Ани сидела бледная, напряженная, решительная.
— Я пойду с тобой, папа, — сказала она.
Руди покачал головой:
— Теперь не может быть и речи, чтобы юные спартаковцы приняли участие в первомайском шествии. Начнется стрельба. Будут убитые, раненые. Это не для детей!
А я вспомнил синий тугой зад шупо, играющего в кегли. Завтра, быть может, он выстрелит в грудь того самого Вернера, которого победил в единоборстве больших деревянных шаров. Да, вот и надвигаются часы, когда рабочим придется отстаивать свои права с оружием в руках. И тут ножами и кастетами, конечно, не обойтись.

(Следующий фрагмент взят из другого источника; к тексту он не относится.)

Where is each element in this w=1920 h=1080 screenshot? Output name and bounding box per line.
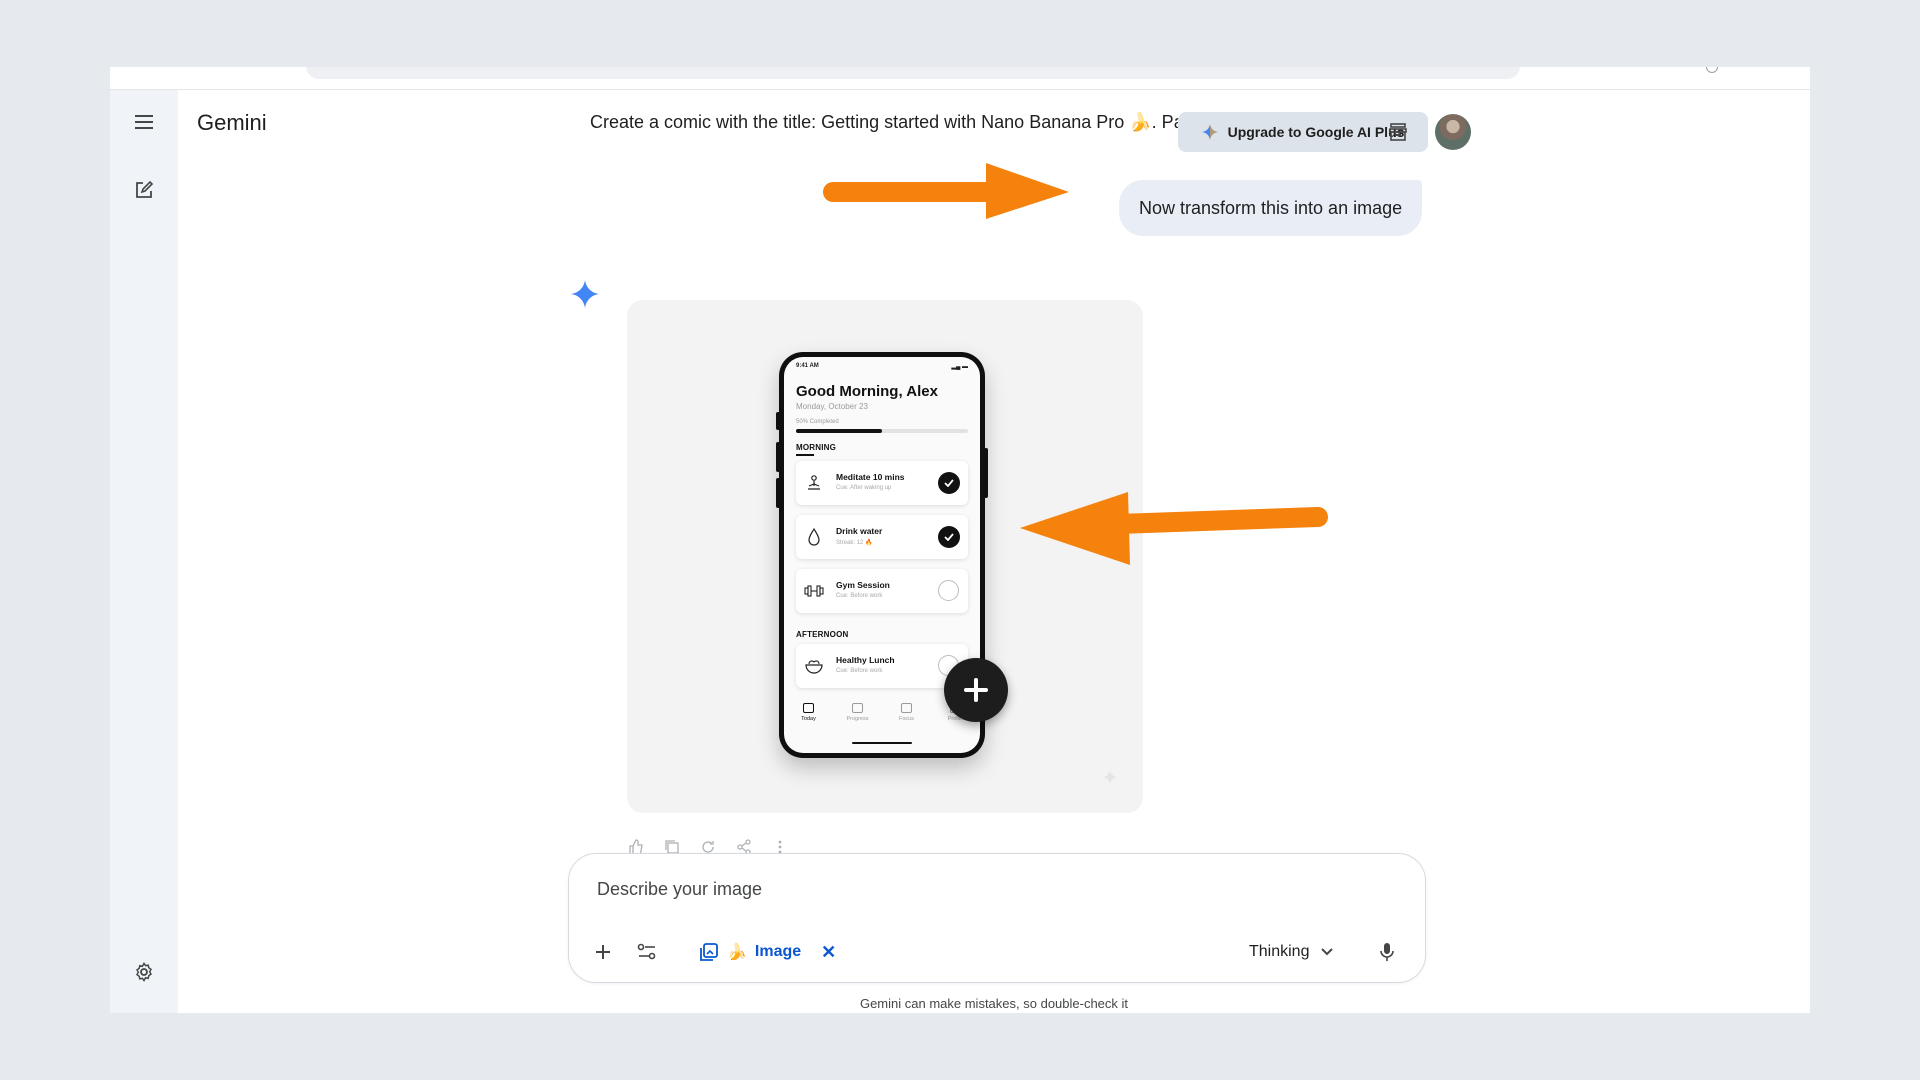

Центральный Комитет вынес решение: демонстрации состоятся. Зеверинг говорит «нет», а мы — «да, да, да!» Уступить сейчас коалиционному правительству Мюллера — значит потерпеть сокрушительное поражение. Мы сметем полицейские заслоны и прорвемся в центр. На наших транспарантах призывы, выношенные в наших сердцах. Мы не хотим новой войны! Мы не желаем, чтобы правительство тратило деньги на броненосцы, в то время как уже два миллиона пролетариев потеряли работу и обречены на голод и нищету. Мы не позволим империалистам обрушиться на Советский Союз — родину рабочих людей всего мира! Да здравствует Первое мая — международный день пролетарской солидарности! Рот Фронт! Рот Фронт! Рот Фронт!
В Веддинге, Нойкёльне, Моабите и других рабочих районах шла незаметная постороннему взгляду, но бешено напряженная подготовка к завтрашнему выступлению.
Пивные были переполнены, однако кружки на стойках оставались девственно чистыми. Посетители разговаривали между собой вполголоса и сразу же замолкали, когда слово брал представитель партийного комитета.
Дом Карла Либкнехта, редакция «Роте Фане» и другие здания, где размещались различные учреждения партии, охранялись красными фронтовиками.
На центральных улицах и площадях появились усиленные полицейские пикеты.
Штальгельмовцы шатались по тротуарам целыми стаями, горделиво принимая заискивающе благодарные улыбки цилиндров, котелков и меховых боа.
С душераздирающим воем проносились «полицейфлитеры» — скоростные пикапы с вооруженными короткими карабинами шупо.
— Нет, стрелять в демонстрантов они, пожалуй, не посмеют, — говорил Бленкле, скорее обращаясь к себе самому, нежели к нам, собравшимся в его кабинете. — И всё же надо быть готовыми ко всему. Все отряды юнгштурмовцев передаются в распоряжение руководства Союза красных фронтовиков. Надо сконцентрировать наши силы. В ЦК — круглосуточное дежурство. Карел Фридеман, Эмиль Кортман и… и ты, Даниэль.
Я посмотрел ему в глаза:
— Это ты так решил, Конрад?
— Решил ЦК. Тебе запрещается участвовать в демонстрации, — сказал он сурово и непреклонно.
А когда мы расходились, Конрад попросил меня на минутку остаться.
— Ты живешь в Карлхорсте. Это порядочный конец, и я думаю, что тебе нет никакого смысла катать туда и обратно. Оставайся-ка, брат, здесь. Диван, — он кивнул головой в сторону древнего сооружения, обшитого черной клеенкой, — в полном твоем распоряжении. Спокойной ночи, Даниэль. Выше голову!
И он ушел. А я остался. Всё это немного напоминало домашний арест.
Я подошел к большому столу Конрада, положил ладонь на телефонную трубку: ну, пожалуйста, скажи что-нибудь. Трубка лежала на металлических вилках, немая и утомленная. Отдыхала от дневной суеты, от объятий жарких потных ладоней.